Don’t get me wrong, I absolutely understand how Kang’s meme is upsetting for some and I agree with Marci Warhaft Nadler on her Huffington Post rebuttal. I also found Rebecca Cuneo Keenan’s post about dominating laundry and take-out food hilarious — most days my family’s laundry kicks my ass, too.
But think about what makes you happy. For example, my friend Cara wrote on Facebook last week that she was starting to bake buns at 8:30 p.m. — which I think is awesome. Making healthy food from scratch is her passion.
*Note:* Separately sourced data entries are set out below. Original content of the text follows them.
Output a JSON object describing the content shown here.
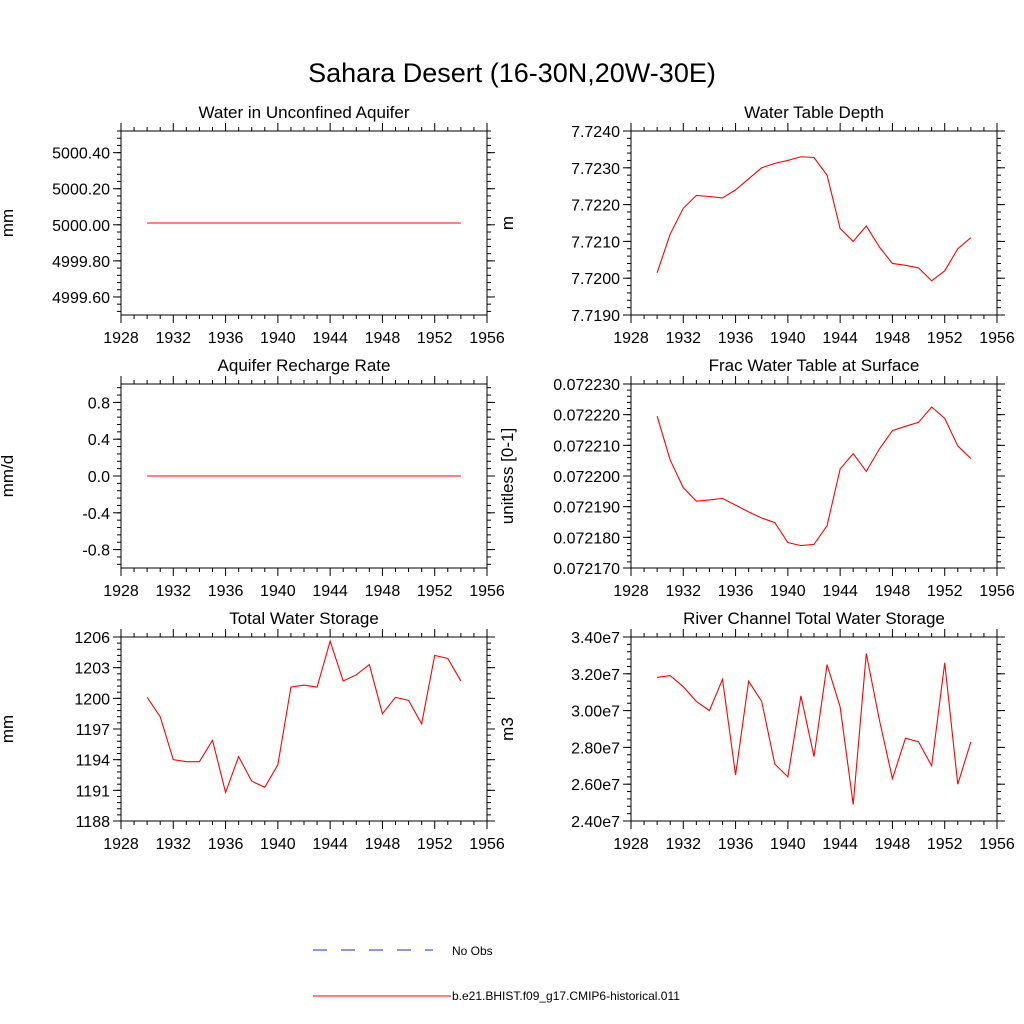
{
  "figure": {
    "title": "Sahara Desert (16-30N,20W-30E)",
    "legend": [
      {
        "label": "No Obs",
        "color": "#2b2bcf",
        "dash": true
      },
      {
        "label": "b.e21.BHIST.f09_g17.CMIP6-historical.011",
        "color": "#ff0000",
        "dash": false
      }
    ]
  },
  "chart_data": [
    {
      "type": "line",
      "title": "Water in Unconfined Aquifer",
      "ylabel": "mm",
      "xlim": [
        1928,
        1956
      ],
      "xticks": [
        1928,
        1932,
        1936,
        1940,
        1944,
        1948,
        1952,
        1956
      ],
      "ylim": [
        4999.5,
        5000.52
      ],
      "yticks": [
        4999.6,
        4999.8,
        5000.0,
        5000.2,
        5000.4
      ],
      "ytick_labels": [
        "4999.60",
        "4999.80",
        "5000.00",
        "5000.20",
        "5000.40"
      ],
      "series": [
        {
          "color": "#ff0000",
          "x": [
            1930,
            1931,
            1932,
            1933,
            1934,
            1935,
            1936,
            1937,
            1938,
            1939,
            1940,
            1941,
            1942,
            1943,
            1944,
            1945,
            1946,
            1947,
            1948,
            1949,
            1950,
            1951,
            1952,
            1953,
            1954
          ],
          "values": [
            5000.01,
            5000.01,
            5000.01,
            5000.01,
            5000.01,
            5000.01,
            5000.01,
            5000.01,
            5000.01,
            5000.01,
            5000.01,
            5000.01,
            5000.01,
            5000.01,
            5000.01,
            5000.01,
            5000.01,
            5000.01,
            5000.01,
            5000.01,
            5000.01,
            5000.01,
            5000.01,
            5000.01,
            5000.01
          ]
        }
      ]
    },
    {
      "type": "line",
      "title": "Water Table Depth",
      "ylabel": "m",
      "xlim": [
        1928,
        1956
      ],
      "xticks": [
        1928,
        1932,
        1936,
        1940,
        1944,
        1948,
        1952,
        1956
      ],
      "ylim": [
        7.719,
        7.724
      ],
      "yticks": [
        7.719,
        7.72,
        7.721,
        7.722,
        7.723,
        7.724
      ],
      "ytick_labels": [
        "7.7190",
        "7.7200",
        "7.7210",
        "7.7220",
        "7.7230",
        "7.7240"
      ],
      "series": [
        {
          "color": "#ff0000",
          "x": [
            1930,
            1931,
            1932,
            1933,
            1934,
            1935,
            1936,
            1937,
            1938,
            1939,
            1940,
            1941,
            1942,
            1943,
            1944,
            1945,
            1946,
            1947,
            1948,
            1949,
            1950,
            1951,
            1952,
            1953,
            1954
          ],
          "values": [
            7.72015,
            7.7212,
            7.7219,
            7.72225,
            7.72222,
            7.72218,
            7.7224,
            7.7227,
            7.723,
            7.72312,
            7.7232,
            7.7233,
            7.72328,
            7.7228,
            7.72135,
            7.721,
            7.72142,
            7.72085,
            7.7204,
            7.72035,
            7.72028,
            7.71993,
            7.7202,
            7.7208,
            7.7211
          ]
        }
      ]
    },
    {
      "type": "line",
      "title": "Aquifer Recharge Rate",
      "ylabel": "mm/d",
      "xlim": [
        1928,
        1956
      ],
      "xticks": [
        1928,
        1932,
        1936,
        1940,
        1944,
        1948,
        1952,
        1956
      ],
      "ylim": [
        -1.0,
        1.0
      ],
      "yticks": [
        -0.8,
        -0.4,
        0.0,
        0.4,
        0.8
      ],
      "ytick_labels": [
        "-0.8",
        "-0.4",
        "0.0",
        "0.4",
        "0.8"
      ],
      "series": [
        {
          "color": "#ff0000",
          "x": [
            1930,
            1931,
            1932,
            1933,
            1934,
            1935,
            1936,
            1937,
            1938,
            1939,
            1940,
            1941,
            1942,
            1943,
            1944,
            1945,
            1946,
            1947,
            1948,
            1949,
            1950,
            1951,
            1952,
            1953,
            1954
          ],
          "values": [
            0,
            0,
            0,
            0,
            0,
            0,
            0,
            0,
            0,
            0,
            0,
            0,
            0,
            0,
            0,
            0,
            0,
            0,
            0,
            0,
            0,
            0,
            0,
            0,
            0
          ]
        }
      ]
    },
    {
      "type": "line",
      "title": "Frac Water Table at Surface",
      "ylabel": "unitless [0-1]",
      "xlim": [
        1928,
        1956
      ],
      "xticks": [
        1928,
        1932,
        1936,
        1940,
        1944,
        1948,
        1952,
        1956
      ],
      "ylim": [
        0.07217,
        0.07223
      ],
      "yticks": [
        0.07217,
        0.07218,
        0.07219,
        0.0722,
        0.07221,
        0.07222,
        0.07223
      ],
      "ytick_labels": [
        "0.072170",
        "0.072180",
        "0.072190",
        "0.072200",
        "0.072210",
        "0.072220",
        "0.072230"
      ],
      "series": [
        {
          "color": "#ff0000",
          "x": [
            1930,
            1931,
            1932,
            1933,
            1934,
            1935,
            1936,
            1937,
            1938,
            1939,
            1940,
            1941,
            1942,
            1943,
            1944,
            1945,
            1946,
            1947,
            1948,
            1949,
            1950,
            1951,
            1952,
            1953,
            1954
          ],
          "values": [
            0.0722195,
            0.0722052,
            0.0721962,
            0.0721918,
            0.0721922,
            0.0721927,
            0.0721905,
            0.0721883,
            0.0721863,
            0.0721848,
            0.0721783,
            0.0721773,
            0.0721777,
            0.0721838,
            0.0722023,
            0.0722073,
            0.0722015,
            0.0722088,
            0.0722148,
            0.0722162,
            0.0722175,
            0.0722225,
            0.0722188,
            0.0722098,
            0.0722057
          ]
        }
      ]
    },
    {
      "type": "line",
      "title": "Total Water Storage",
      "ylabel": "mm",
      "xlim": [
        1928,
        1956
      ],
      "xticks": [
        1928,
        1932,
        1936,
        1940,
        1944,
        1948,
        1952,
        1956
      ],
      "ylim": [
        1188,
        1206
      ],
      "yticks": [
        1188,
        1191,
        1194,
        1197,
        1200,
        1203,
        1206
      ],
      "ytick_labels": [
        "1188",
        "1191",
        "1194",
        "1197",
        "1200",
        "1203",
        "1206"
      ],
      "series": [
        {
          "color": "#ff0000",
          "x": [
            1930,
            1931,
            1932,
            1933,
            1934,
            1935,
            1936,
            1937,
            1938,
            1939,
            1940,
            1941,
            1942,
            1943,
            1944,
            1945,
            1946,
            1947,
            1948,
            1949,
            1950,
            1951,
            1952,
            1953,
            1954
          ],
          "values": [
            1200.1,
            1198.2,
            1194.0,
            1193.8,
            1193.8,
            1195.9,
            1190.8,
            1194.3,
            1191.9,
            1191.3,
            1193.5,
            1201.1,
            1201.3,
            1201.1,
            1205.6,
            1201.7,
            1202.3,
            1203.3,
            1198.5,
            1200.1,
            1199.8,
            1197.5,
            1204.2,
            1203.9,
            1201.7
          ]
        }
      ]
    },
    {
      "type": "line",
      "title": "River Channel Total Water Storage",
      "ylabel": "m3",
      "xlim": [
        1928,
        1956
      ],
      "xticks": [
        1928,
        1932,
        1936,
        1940,
        1944,
        1948,
        1952,
        1956
      ],
      "ylim": [
        24000000,
        34000000
      ],
      "yticks": [
        24000000,
        26000000,
        28000000,
        30000000,
        32000000,
        34000000
      ],
      "ytick_labels": [
        "2.40e7",
        "2.60e7",
        "2.80e7",
        "3.00e7",
        "3.20e7",
        "3.40e7"
      ],
      "series": [
        {
          "color": "#ff0000",
          "x": [
            1930,
            1931,
            1932,
            1933,
            1934,
            1935,
            1936,
            1937,
            1938,
            1939,
            1940,
            1941,
            1942,
            1943,
            1944,
            1945,
            1946,
            1947,
            1948,
            1949,
            1950,
            1951,
            1952,
            1953,
            1954
          ],
          "values": [
            31800000,
            31900000,
            31300000,
            30500000,
            30000000,
            31700000,
            26500000,
            31600000,
            30500000,
            27100000,
            26400000,
            30800000,
            27500000,
            32500000,
            30200000,
            24900000,
            33100000,
            29500000,
            26300000,
            28500000,
            28300000,
            27000000,
            32600000,
            26000000,
            28300000
          ]
        }
      ]
    }
  ]
}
The closer we get to Halloween the more awesome crafts I’ve seen, and a number of blogs I’ve read are written by moms who stay up late to make them. And don’t get me started on the Apartment Therapy posts featuring before-and-after photos of room makeovers (I just repainted my bathroom a gross brown just because it will hide dirt and poo better.) My point is that all of these women are doing stuff they dig, but you rarely see people lash out at interior decorators or home bakers.
So if it is planks you love — plank away. Same for crafters and bakers. Fitness isn't everyone's bag, but there's no excuse for not doing something you love.